Just Laid Off - First Steps
Thousands of readers know this feeling - 'I went from department head to heading to the parking lot in minutes.'
One of our many readers sent in what she is doing to get through this time.
Well, I certainly wasn’t expecting it...
With nearly 30 years of management experience devoted to the field I was in, the short meeting with my boss informed me none of that expertise mattered at the moment. I was to collect my personal belongings, turn in my badge and leave the building.
My life changed in seconds. One sentence was all it took. The meeting is a bit of a blur, but the words “workforce reduction” linger in my mind.
I drove home in shock. That was my job and my great department. I had built both to include a lot more responsibility and cost-savings for the company. And I wasn’t allowed to say goodbye to my stunned staff.
The grieving process continues today. I’ve gone through the entire range of emotions more than once. Even though nearly 200 people had suffered the same fate that day, I couldn’t help but take it personally and feel like I was completely alone in this mess.
Of course, I signed the paperwork they sent, received my two weeks of severance pay and, as they say, that was the end of that. Now what?
Unemployment insurance, thank goodness, helps with the bills for awhile. But, with a shattered self-confidence, the job search seemed impossible. However, it is a must. My family is depending on me.
Signing on with every monster.com-like service was a start. Getting up early each day to check for anything that might match my search results became my new way of life.
In the meantime, every newspaper headline and broadcast news report brought information destined to dash any hope of finding something new. Huge layoffs at virtually every major company in the market increased competition and severely limited openings.
Listening to the advice of professionals, I sent my resume to everyone in my network. Maybe one of them would hear about an opening that even remotely matched my qualifications.
I might be making this sound easy, but it wasn’t. I felt so embarrassed and humiliated by the layoff that I could hardly bring myself to speak about it. I only mustered a semblance of excitement because my husband and two sons were happy. I had to swallow the pain and constant worry for their sakes. At least I kept that up for a few days.
A New Lifestyle
My family left every morning to go about their business.

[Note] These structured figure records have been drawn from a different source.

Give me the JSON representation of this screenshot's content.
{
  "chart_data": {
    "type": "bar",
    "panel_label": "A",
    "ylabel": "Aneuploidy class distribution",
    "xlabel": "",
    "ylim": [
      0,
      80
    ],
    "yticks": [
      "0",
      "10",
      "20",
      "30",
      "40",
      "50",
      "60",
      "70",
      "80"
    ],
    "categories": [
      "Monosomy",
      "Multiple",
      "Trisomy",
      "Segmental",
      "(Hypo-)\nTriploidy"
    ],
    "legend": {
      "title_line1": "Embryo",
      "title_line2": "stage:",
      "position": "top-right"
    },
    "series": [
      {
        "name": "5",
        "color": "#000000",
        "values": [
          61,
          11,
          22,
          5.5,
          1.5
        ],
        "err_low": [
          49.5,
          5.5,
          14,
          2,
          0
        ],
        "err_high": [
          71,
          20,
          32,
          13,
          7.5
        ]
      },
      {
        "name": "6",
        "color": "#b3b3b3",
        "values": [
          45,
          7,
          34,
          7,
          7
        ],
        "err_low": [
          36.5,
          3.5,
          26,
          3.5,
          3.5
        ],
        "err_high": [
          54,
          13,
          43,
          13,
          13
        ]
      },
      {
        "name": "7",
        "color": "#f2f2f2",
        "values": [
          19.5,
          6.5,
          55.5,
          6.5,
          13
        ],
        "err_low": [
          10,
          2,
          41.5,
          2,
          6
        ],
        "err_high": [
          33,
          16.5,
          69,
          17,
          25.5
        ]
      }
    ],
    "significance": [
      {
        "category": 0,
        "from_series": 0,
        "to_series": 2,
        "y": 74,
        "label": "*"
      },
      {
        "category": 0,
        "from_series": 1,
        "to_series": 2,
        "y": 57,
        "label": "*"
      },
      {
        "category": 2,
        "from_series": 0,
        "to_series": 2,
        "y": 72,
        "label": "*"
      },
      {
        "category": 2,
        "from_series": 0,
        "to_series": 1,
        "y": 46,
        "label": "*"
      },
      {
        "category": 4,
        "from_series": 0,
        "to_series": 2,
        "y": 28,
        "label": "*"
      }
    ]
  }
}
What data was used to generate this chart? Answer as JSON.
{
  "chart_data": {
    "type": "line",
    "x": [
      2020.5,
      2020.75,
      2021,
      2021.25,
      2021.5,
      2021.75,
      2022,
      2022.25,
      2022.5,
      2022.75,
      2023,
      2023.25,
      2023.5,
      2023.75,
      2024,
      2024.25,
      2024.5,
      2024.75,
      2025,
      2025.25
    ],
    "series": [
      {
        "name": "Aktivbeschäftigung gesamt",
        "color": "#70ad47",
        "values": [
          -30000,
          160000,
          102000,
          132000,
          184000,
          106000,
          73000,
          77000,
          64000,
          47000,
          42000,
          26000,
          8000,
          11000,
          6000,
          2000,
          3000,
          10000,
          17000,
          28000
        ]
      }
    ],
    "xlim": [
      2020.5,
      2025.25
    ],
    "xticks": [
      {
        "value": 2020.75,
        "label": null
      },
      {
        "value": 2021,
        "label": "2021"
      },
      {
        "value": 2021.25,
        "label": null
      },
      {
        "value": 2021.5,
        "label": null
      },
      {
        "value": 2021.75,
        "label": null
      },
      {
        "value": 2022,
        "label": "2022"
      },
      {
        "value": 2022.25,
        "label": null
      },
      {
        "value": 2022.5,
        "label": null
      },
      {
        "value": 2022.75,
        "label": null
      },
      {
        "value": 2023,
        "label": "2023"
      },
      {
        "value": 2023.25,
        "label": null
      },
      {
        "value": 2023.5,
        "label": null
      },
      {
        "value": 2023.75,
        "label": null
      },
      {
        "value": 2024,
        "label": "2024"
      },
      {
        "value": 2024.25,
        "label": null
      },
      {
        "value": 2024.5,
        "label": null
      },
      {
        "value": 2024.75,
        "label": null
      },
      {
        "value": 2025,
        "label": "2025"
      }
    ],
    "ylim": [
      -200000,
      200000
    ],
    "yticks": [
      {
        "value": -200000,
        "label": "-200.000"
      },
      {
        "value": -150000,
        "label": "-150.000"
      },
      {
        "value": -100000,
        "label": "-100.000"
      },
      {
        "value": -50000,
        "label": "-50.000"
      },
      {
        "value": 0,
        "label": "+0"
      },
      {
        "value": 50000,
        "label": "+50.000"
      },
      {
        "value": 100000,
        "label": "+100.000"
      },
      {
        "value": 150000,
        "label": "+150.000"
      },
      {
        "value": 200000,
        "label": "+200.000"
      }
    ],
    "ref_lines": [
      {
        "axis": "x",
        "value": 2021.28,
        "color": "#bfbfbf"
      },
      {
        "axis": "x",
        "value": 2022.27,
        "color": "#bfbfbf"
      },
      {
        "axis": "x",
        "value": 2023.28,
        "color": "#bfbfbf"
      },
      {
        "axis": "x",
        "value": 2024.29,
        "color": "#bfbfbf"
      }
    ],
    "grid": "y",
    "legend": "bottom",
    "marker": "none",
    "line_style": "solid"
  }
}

My job had been huge and every day flew by in a flurry of emails, phone calls and meetings. Not only was the job perfect, the people would have been my friends whether I worked with them or not.
It was a major adjustment to go from being swamped to deciding whether the dog needed to go out or if there might be a load of laundry to do. Anything to pass the time between sending out my resume and, unfortunately, not getting a response.
Thankfully, I was offered a volunteer position. At last, a reason to do my makeup and put on real clothes. I have to make sure my socks match and my car has gas.
Things I used to do without thinking at all now become treasured moments. The people in the office are dear friends and I got a huge piece of my life back. People smile when I arrive and I have interesting conversations. Those are things I won’t take for granted again. Laughing had been virtually eliminated from my life until I got this great opportunity.
There are still a lot of quiet moments when the future seems unbearable. It takes serious work to remain focused on everything I have instead of feeling total sadness and despair.
I have to say that it is getting better every day. I was thoroughly enjoying my job and everything that came with it. I’m beginning to gain confidence that I will have that again. Volunteer work was the jump-start I needed.